Reputation: 23099
apologies my multiple attempts looking through SO have been in vain. I need some assistance with the below:
I have a df as follows :
import pandas as pd
df = pd.DataFrame({'subject' : ['Eng' ,'Math', 'Science'], 'role' : ['Teacher', '', 'Dr'], 'ID' : ['123', '444', 'NaN'] })
print(df)
ID role subject
0 123 Teacher Eng
1 444 Math
2 NaN Dr Science
As this is potentially unvalidated data, what I would usually do (in excel boo) is to create a memo field which aggregates the data and does not potentially damage any good data on upload.
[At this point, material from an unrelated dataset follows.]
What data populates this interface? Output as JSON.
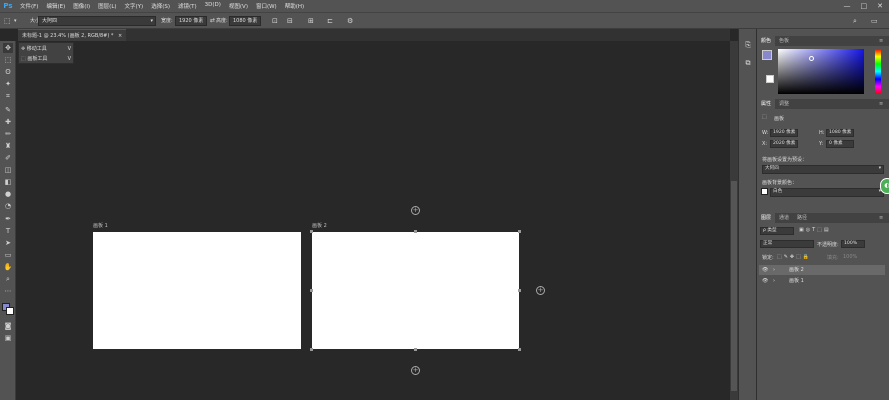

so I've been toying with itterrows to try to loop through the df and merge the fields into one. The caveat being that I need to use /n to separate the values in the same column (CHAR(10) for you excel buffs)
so I've tried..
for index, row in df2.iterrows():
if row['ID'] and row['subject] and row['role'] == "": #search row for any data while leaving out blanks
row['C_MEMO'] = row[['ID', 'subject', 'role']]
else:
pass
but this isn't really working, any advice/help would be appreciated.
my desired output:
ID role subject C_MEMO
0 123 Teacher Eng 123,
Teacher
Eng
1 444 Math 444,
Math
2 NaN Dr Science Dr,
Science
things to consider:
I'm working with multiple data types.
I'm happy to have the new output as a string.
Upvotes: 3
Views: 93
Reputation: 164823
You can use a list comprehension with str.join
:
bad_vals = {'', 'Nan'}
df['C_Memo'] = [', '.join([i for i in row if i not in bad_vals]) for row in df.values]
print(df)
ID role subject C_Memo
0 123 Teacher Eng 123, Teacher, Eng
1 444 Math 444, Math
2 NaN Dr Science Dr, Science
This is not necessarily worse than pd.DataFrame.apply
, which has overheads associated with iterating over pd.Series
objects for each row.
Upvotes: 1
Reputation: 863531
Use:
#first replace values
df = df.replace(['', 'NaN'], np.nan)
df["C_MEMO"] = df.apply(lambda x: '\n'.join(x.dropna()), axis=1)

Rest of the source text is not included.